Focus on the person, not the cultural aspects. While it's easy to get hung up on the fact that an employee is from a different country, in reality the company culture is far more important.
- How he communicates
- How he works with a team
- How he deals with stress
Country Culture vs. Company Culture
There are so many factors on whether or not someone can adapt to a country:
- Can they handle the climate?
- Can they find a group of friends?
- Can they find a spouse?
- Will their family back home stay healthy?
There is no way to control any of these factors. Even if you ask about them, it's one thing to say, "The summers here are really hot, are you okay with that?" and another thing to actually live in 100+°F (38+°C) weather for 3 months a year, or to deal with snow for the first time. There is no way to test whether someone can adapt to these things when hiring someone from overseas.
After over a decade of living and working overseas, I have found it almost impossible to determine who will still be around in a year. I have seen people with great language and cultural awareness give up and go home after a year. And I have seen people who I thought would go home after a year have made this their home a decade later (while still struggling with the language and culture).
In my experience, people with good jobs are much happier than people without them. So focusing on making the job a plus will greatly increase the chance that they stick around and are motivated to adapt.
So focus on the company culture rather than the country culture when you interview.
Two-way Adaptation vs. Forced Assimilation
Any working environment with different cultures is going to have some friction. Even cultures as close as the US and the UK, who share a language and a long history together have very different social mores.
For instance, the English love banter. You may look at the definition and think, "What's different about that?" yet virtually every time I see an American interact with the English for the first time in a social setting, they get offended. On the flip side, the English culture isn't as open as the Americans, and are often absolutely horrified by how loud and outgoing people are, even to people they have just met.
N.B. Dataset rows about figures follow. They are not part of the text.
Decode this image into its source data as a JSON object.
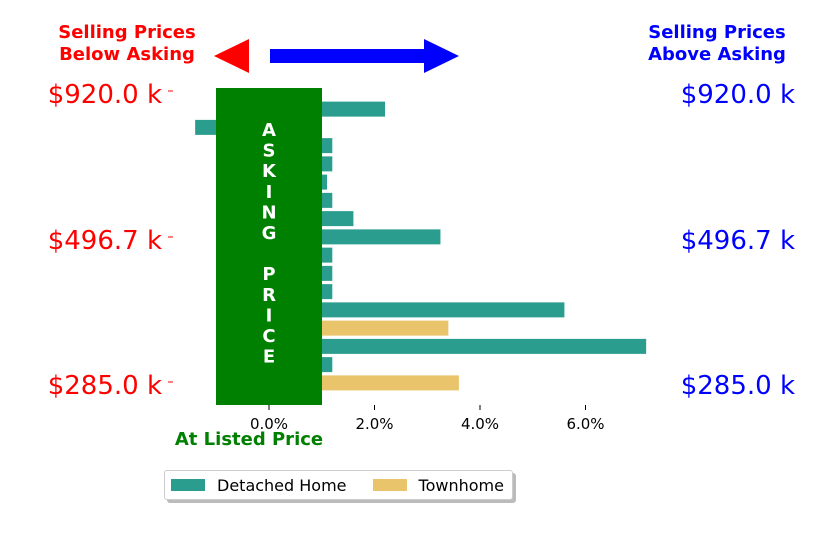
{
  "chart_data": {
    "type": "bar",
    "orientation": "horizontal",
    "header_left": [
      "Selling Prices",
      "Below Asking"
    ],
    "header_right": [
      "Selling Prices",
      "Above Asking"
    ],
    "left_axis_ticks": [
      "$920.0 k",
      "$496.7 k",
      "$285.0 k"
    ],
    "right_axis_ticks": [
      "$920.0 k",
      "$496.7 k",
      "$285.0 k"
    ],
    "xlabel": "At Listed Price",
    "x_ticks": [
      "0.0%",
      "2.0%",
      "4.0%",
      "6.0%"
    ],
    "xlim": [
      -1.4,
      7.2
    ],
    "band_text": [
      "A",
      "S",
      "K",
      "I",
      "N",
      "G",
      "",
      "P",
      "R",
      "I",
      "C",
      "E"
    ],
    "legend": [
      "Detached Home",
      "Townhome"
    ],
    "bars": [
      {
        "series": "Detached Home",
        "value": 2.2
      },
      {
        "series": "Detached Home",
        "value": -1.4
      },
      {
        "series": "Detached Home",
        "value": 1.2
      },
      {
        "series": "Detached Home",
        "value": 1.2
      },
      {
        "series": "Detached Home",
        "value": 1.1
      },
      {
        "series": "Detached Home",
        "value": 1.2
      },
      {
        "series": "Detached Home",
        "value": 1.6
      },
      {
        "series": "Detached Home",
        "value": 3.25
      },
      {
        "series": "Detached Home",
        "value": 1.2
      },
      {
        "series": "Detached Home",
        "value": 1.2
      },
      {
        "series": "Detached Home",
        "value": 1.2
      },
      {
        "series": "Detached Home",
        "value": 5.6
      },
      {
        "series": "Townhome",
        "value": 3.4
      },
      {
        "series": "Detached Home",
        "value": 7.15
      },
      {
        "series": "Detached Home",
        "value": 1.2
      },
      {
        "series": "Townhome",
        "value": 3.6
      }
    ],
    "colors": {
      "Detached Home": "#2a9d8f",
      "Townhome": "#e9c46a",
      "band": "#008000",
      "left": "#ff0000",
      "right": "#0000ff",
      "xlabel": "#008000"
    }
  }
}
If you expect people to assimilate to your culture, you will evaluate their ability based on how well they are adapting -- not on their ability to adapt. You are measuring them against an impossible standard for them to live up to which will lead to dissatisfaction on both sides. Focus as much on whether your company can adapt to an international worker as you do on whether the international worker can adapt to your company.
Finding a Good Fit
A great way to see if they fit your culture is having a chat like Lee Abraham suggested:
instead of an interview where you sit down and do a formal question and answer session you try to have a conversation with the candidate. Ask them questions and encourage them to do the same but try to have an actual conversation with them instead of just you asking questions and them giving a formal and likely well rehearsed answer.
Each company has its own culture, and each team has a different way of working. Figuring out how the candidate deals with regular aspects of doing the job is the best way of figuring out if they will fit with your team. The three main areas are:
Here are some sample questions/topics you can bring up in the interview to get a good idea of the candidate's 'soft skills':
Find out how the person communicates. Do they take an active role? Are they more passive? Do they ask for help when they need it? Do they expect to be micromanaged? Do they express disagreement openly?
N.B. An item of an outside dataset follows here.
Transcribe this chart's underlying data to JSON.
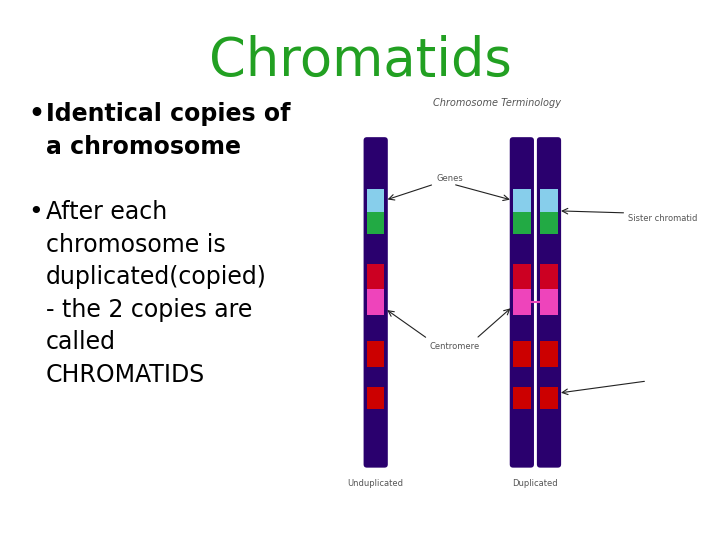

Find out how the person works with others. Do they expect to play follow the leader? Do they work better with a flat structure? Do they like bigger teams, or prefer working alone? Do they create social bonds with team members to build trust, or view it as a practical professional relationship only?
Find out how the person deals with problems. Do they hide the issue until it becomes obvious? Do they panic when things get tough? Do they work better under pressure? Do they have a habit of giving up? Do they depend on others to lead them through a tough time, or do they become more self-reliant?